I realize it can be done with a script... but that is much more work (especially to non-developers or the majority of developers, who are not fluent in Lua). My point is that this seems to me like very common and useful functionality for testing real-life scenarios on any HTTP server the will be accessed by real-world browsers, which is most of them. For something very useful and common, it's worth adding a built-in command line option rather than having many people re-implementing the same functionality themselves in scripts... that's mho anyway :-)

amichair avatar Apr 26 '16 16:04 amichair

You can also use the -H "Connection: Close" on the command line, no need to put it in a lua script.

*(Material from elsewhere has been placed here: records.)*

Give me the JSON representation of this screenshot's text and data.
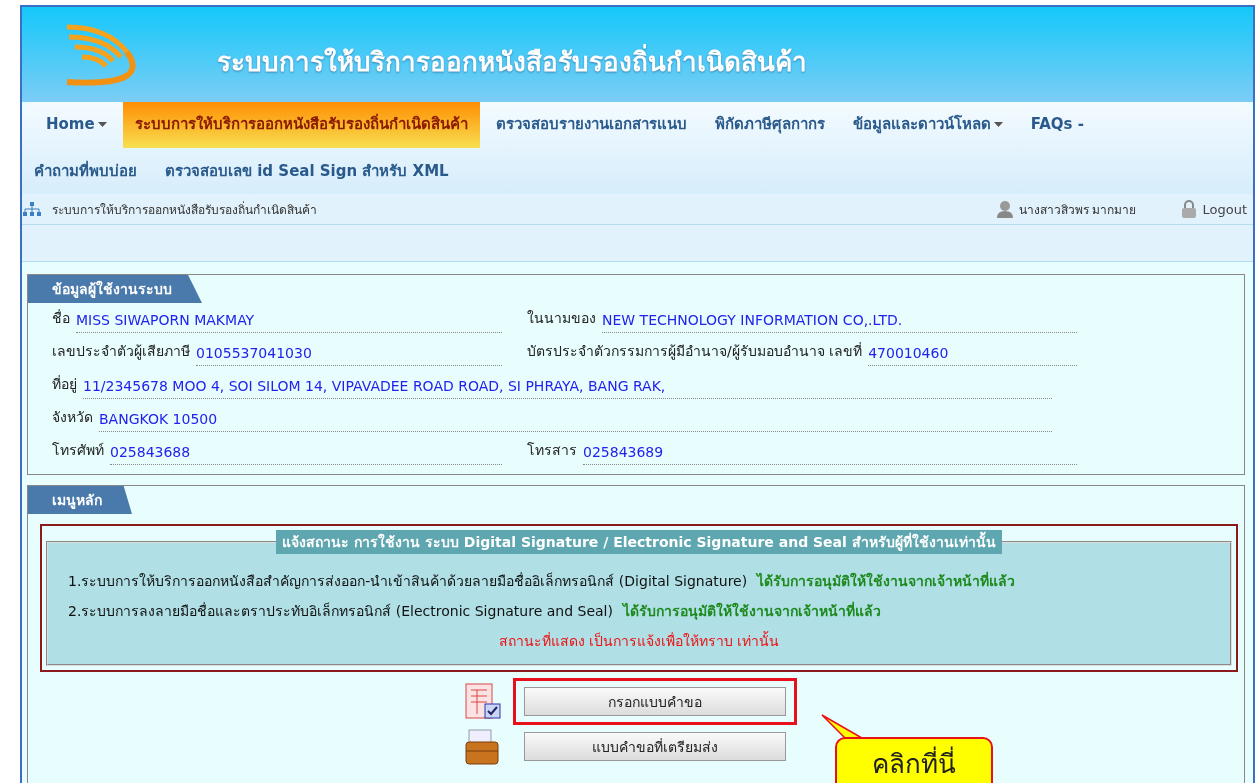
{
  "header": {
    "title": "ระบบการให้บริการออกหนังสือรับรองถิ่นกำเนิดสินค้า"
  },
  "nav": {
    "row_1": [
      {
        "label": "Home",
        "dropdown": true,
        "selected": false
      },
      {
        "label": "ระบบการให้บริการออกหนังสือรับรองถิ่นกำเนิดสินค้า",
        "dropdown": false,
        "selected": true
      },
      {
        "label": "ตรวจสอบรายงานเอกสารแนบ",
        "dropdown": false,
        "selected": false
      },
      {
        "label": "พิกัดภาษีศุลกากร",
        "dropdown": false,
        "selected": false
      },
      {
        "label": "ข้อมูลและดาวน์โหลด",
        "dropdown": true,
        "selected": false
      },
      {
        "label": "FAQs -",
        "dropdown": false,
        "selected": false
      }
    ],
    "row_2": [
      {
        "label": "คำถามที่พบบ่อย",
        "dropdown": false,
        "selected": false
      },
      {
        "label": "ตรวจสอบเลข id Seal Sign สำหรับ XML",
        "dropdown": false,
        "selected": false
      }
    ]
  },
  "breadcrumb": "ระบบการให้บริการออกหนังสือรับรองถิ่นกำเนิดสินค้า",
  "user": {
    "name": "นางสาวสิวพร มากมาย",
    "logout": "Logout"
  },
  "user_info": {
    "title": "ข้อมูลผู้ใช้งานระบบ",
    "rows": [
      [
        {
          "label": "ชื่อ",
          "value": "MISS SIWAPORN MAKMAY"
        },
        {
          "label": "ในนามของ",
          "value": "NEW TECHNOLOGY INFORMATION CO,.LTD."
        }
      ],
      [
        {
          "label": "เลขประจำตัวผู้เสียภาษี",
          "value": "0105537041030"
        },
        {
          "label": "บัตรประจำตัวกรรมการผู้มีอำนาจ/ผู้รับมอบอำนาจ เลขที่",
          "value": "470010460"
        }
      ],
      [
        {
          "label": "ที่อยู่",
          "value": "11/2345678 MOO 4, SOI SILOM 14, VIPAVADEE ROAD ROAD, SI PHRAYA, BANG RAK,"
        }
      ],
      [
        {
          "label": "จังหวัด",
          "value": "BANGKOK 10500"
        }
      ],
      [
        {
          "label": "โทรศัพท์",
          "value": "025843688"
        },
        {
          "label": "โทรสาร",
          "value": "025843689"
        }
      ]
    ]
  },
  "main_menu": {
    "title": "เมนูหลัก",
    "notice": {
      "legend": "แจ้งสถานะ การใช้งาน ระบบ Digital Signature / Electronic Signature and Seal สำหรับผู้ที่ใช้งานเท่านั้น",
      "items": [
        {
          "text": "1.ระบบการให้บริการออกหนังสือสำคัญการส่งออก-นำเข้าสินค้าด้วยลายมือชื่ออิเล็กทรอนิกส์ (Digital Signature)",
          "status": "ได้รับการอนุมัติให้ใช้งานจากเจ้าหน้าที่แล้ว"
        },
        {
          "text": "2.ระบบการลงลายมือชื่อและตราประทับอิเล็กทรอนิกส์ (Electronic Signature and Seal)",
          "status": "ได้รับการอนุมัติให้ใช้งานจากเจ้าหน้าที่แล้ว"
        }
      ],
      "footnote": "สถานะที่แสดง เป็นการแจ้งเพื่อให้ทราบ เท่านั้น"
    },
    "buttons": [
      {
        "label": "กรอกแบบคำขอ",
        "kind": "form",
        "highlighted": true
      },
      {
        "label": "แบบคำขอที่เตรียมส่ง",
        "kind": "package",
        "highlighted": false
      }
    ],
    "callout": "คลิกที่นี่"
  }
}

amsharma avatar Aug 22 '16 05:08 amsharma

Note -H "Connection: Close" make serves close the connection. Which is quite different from clients closing them. Whether client or server closes a connection - it changes quite a lot resource use and connection clean up responsibilities - different aspects of TCP handling. When server is made to close connections the OS keeps connections for minutes in TIME_WAIT state. This is quite heavy burden on the server.

mafjmafj avatar Aug 14 '17 16:08 mafjmafj

Got a few thumb-ups up there in the past couple of years... would you reconsider implementing the -k command line argument suggestion? I think that can solve all the pipeline-related scenarios pretty elegantly.

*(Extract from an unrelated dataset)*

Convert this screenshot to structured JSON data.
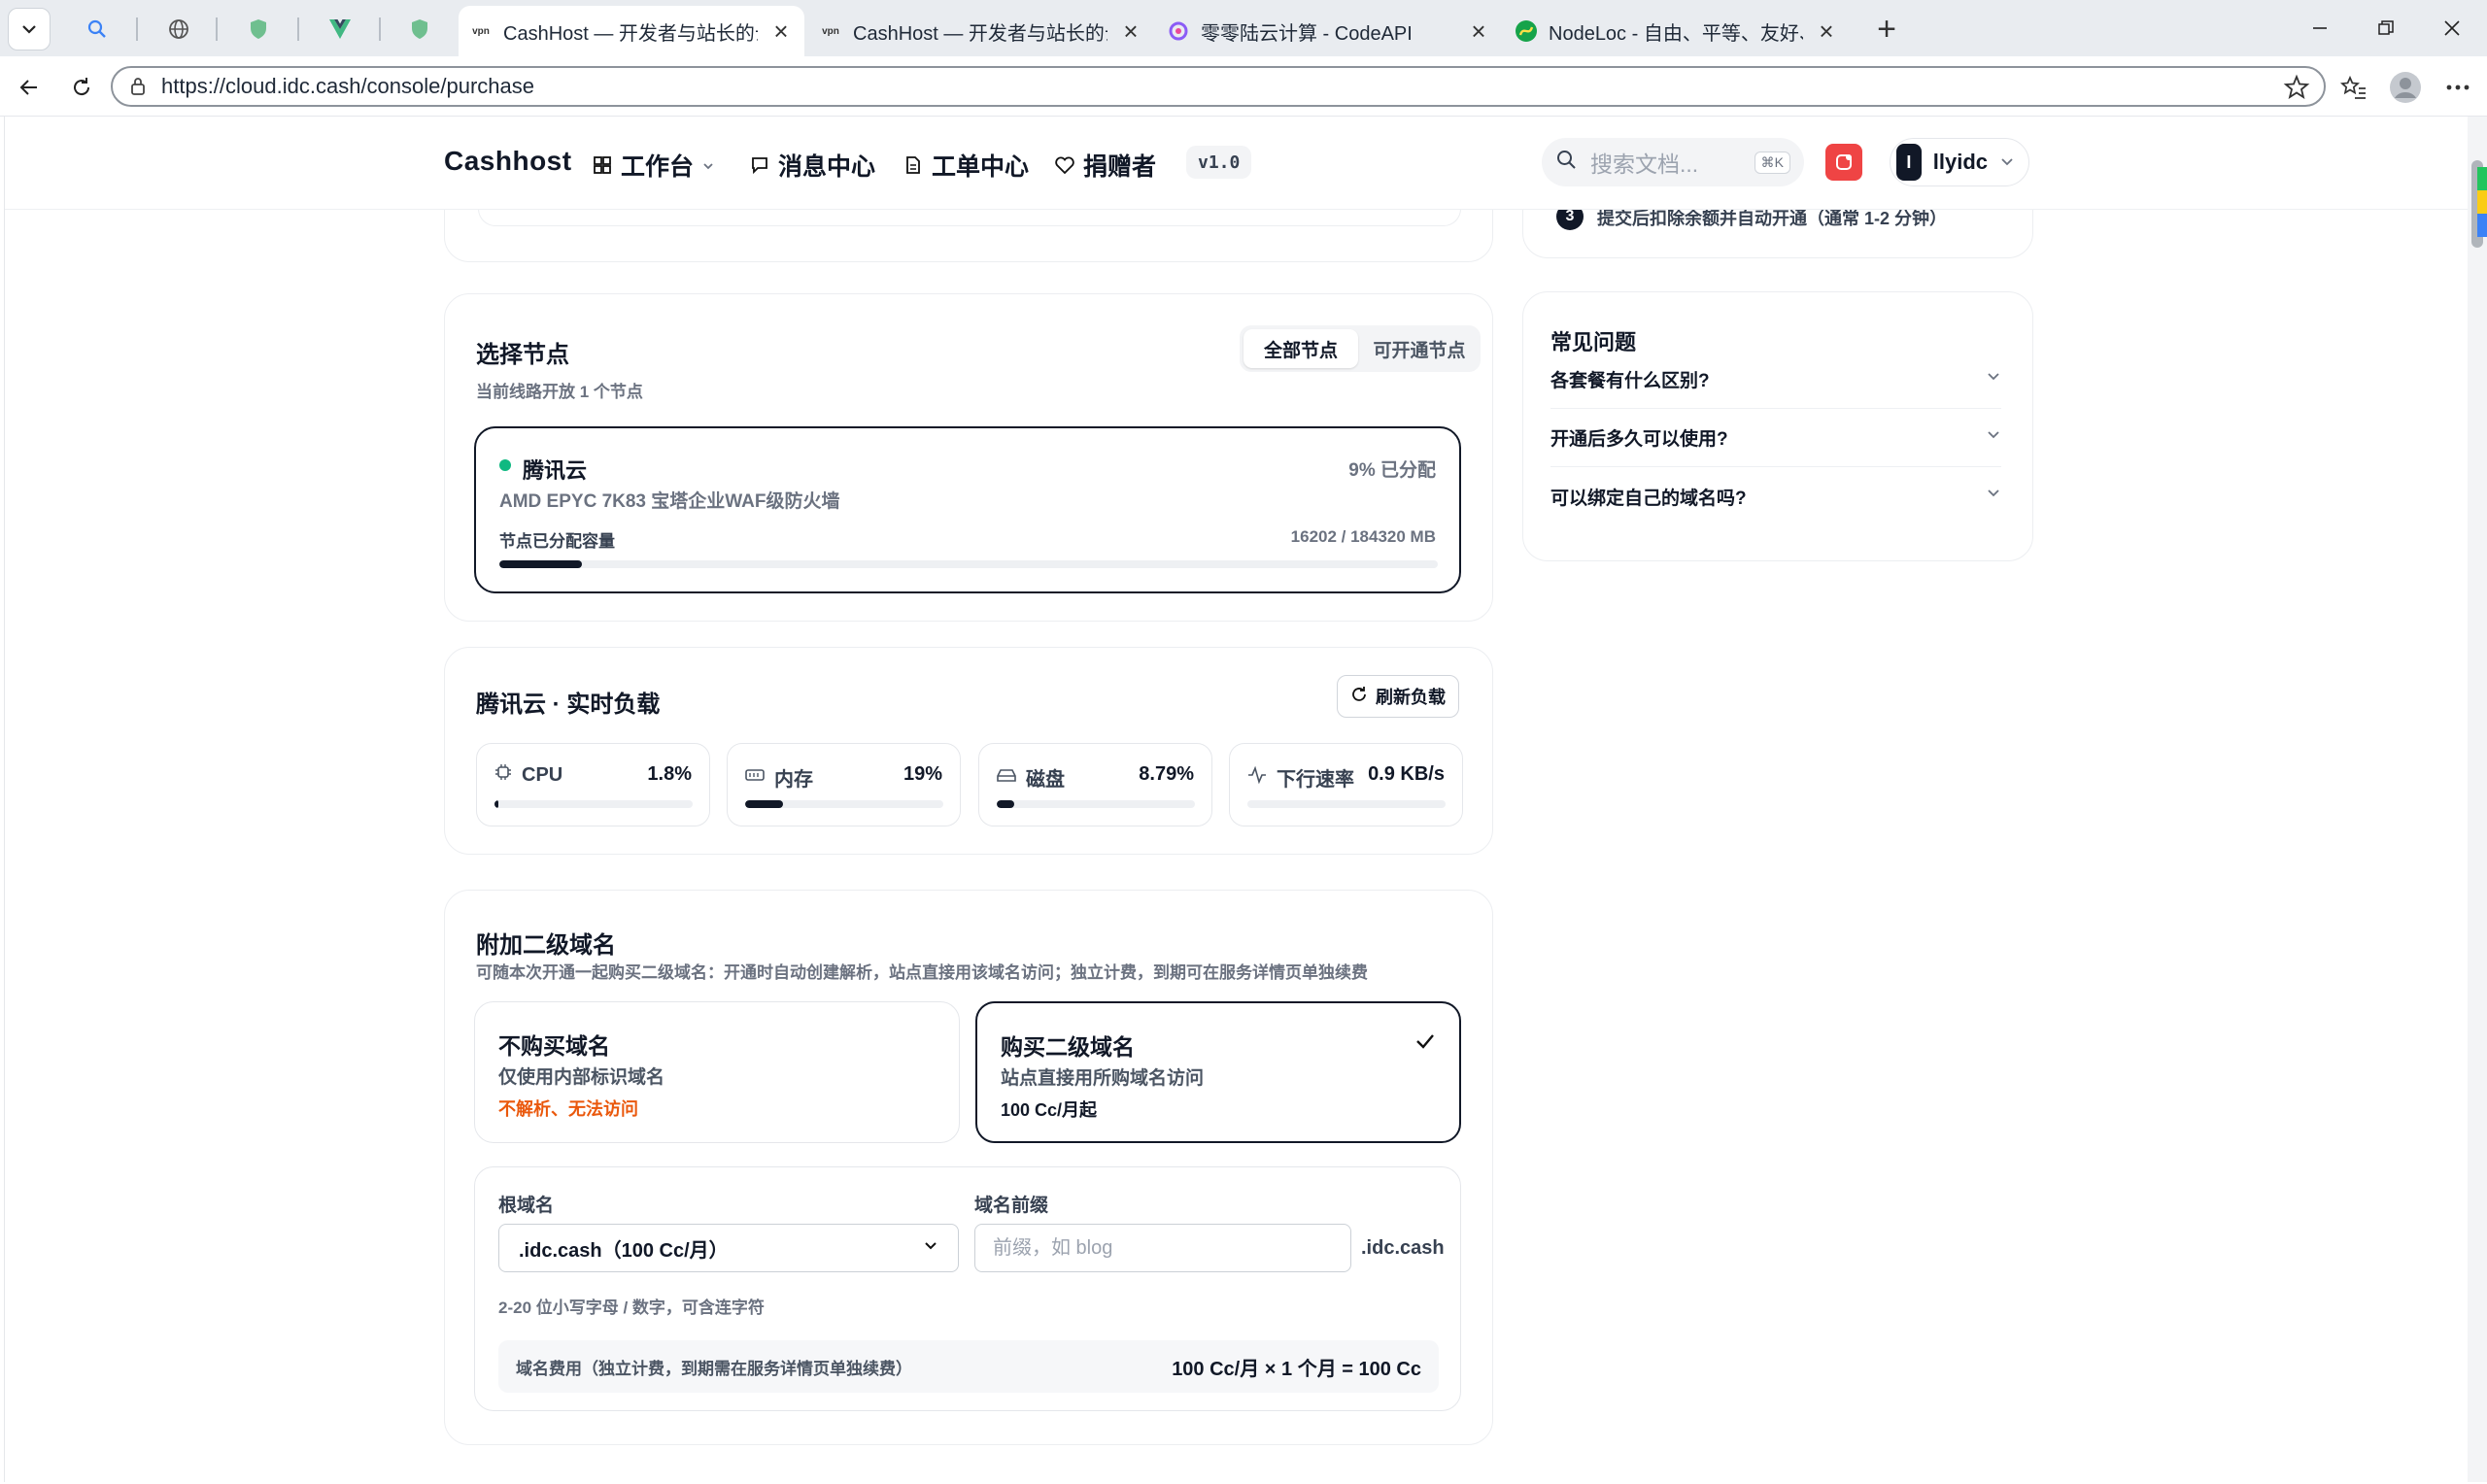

amichair avatar Apr 03 '19 17:04 amichair

I assume that to do this with a Lua script, you would disconnect the connection (and reopen?) in the "response" global Lua function. However, there doesn't seem to be any kind of disconnect or reconnect in the Lua API. So I don't think this can be done from Lua.

You can specify the header, of course, and then you're asking the server to do it for you. Similar, but not quite the same.

noahgibbs avatar Apr 18 '19 07:04 noahgibbs

Here's a branch to do this -- it's a really simple code change: https://github.com/noahgibbs/wrk/tree/no_keepalive

noahgibbs avatar May 31 '19 15:05 noahgibbs

Note -H "Connection: Close" make serves close the connection. Which is quite different from clients closing them. Whether client or server closes a connection - it changes quite a lot resource use and connection clean up responsibilities - different aspects of TCP handling. When server is made to close connections the OS keeps connections for minutes in TIME_WAIT state. This is quite heavy burden on the server.

A workable solution: Permits sockets in the “time-wait” state to be reused for new connections.

sudo sysctl -w net.ipv4.tcp_tw_reuse=1

In high traffic environments, sockets are created and destroyed at very high rates. This parameter, when set, allows “no longer needed” and “about to be destroyed” sockets to be used for new connections. When enabled, this parameter can bypass the allocation and initialization overhead normally associated with socket creation saving CPU cycles, system load and time.

The default value is 0 (off). The recommended value is 1 (on).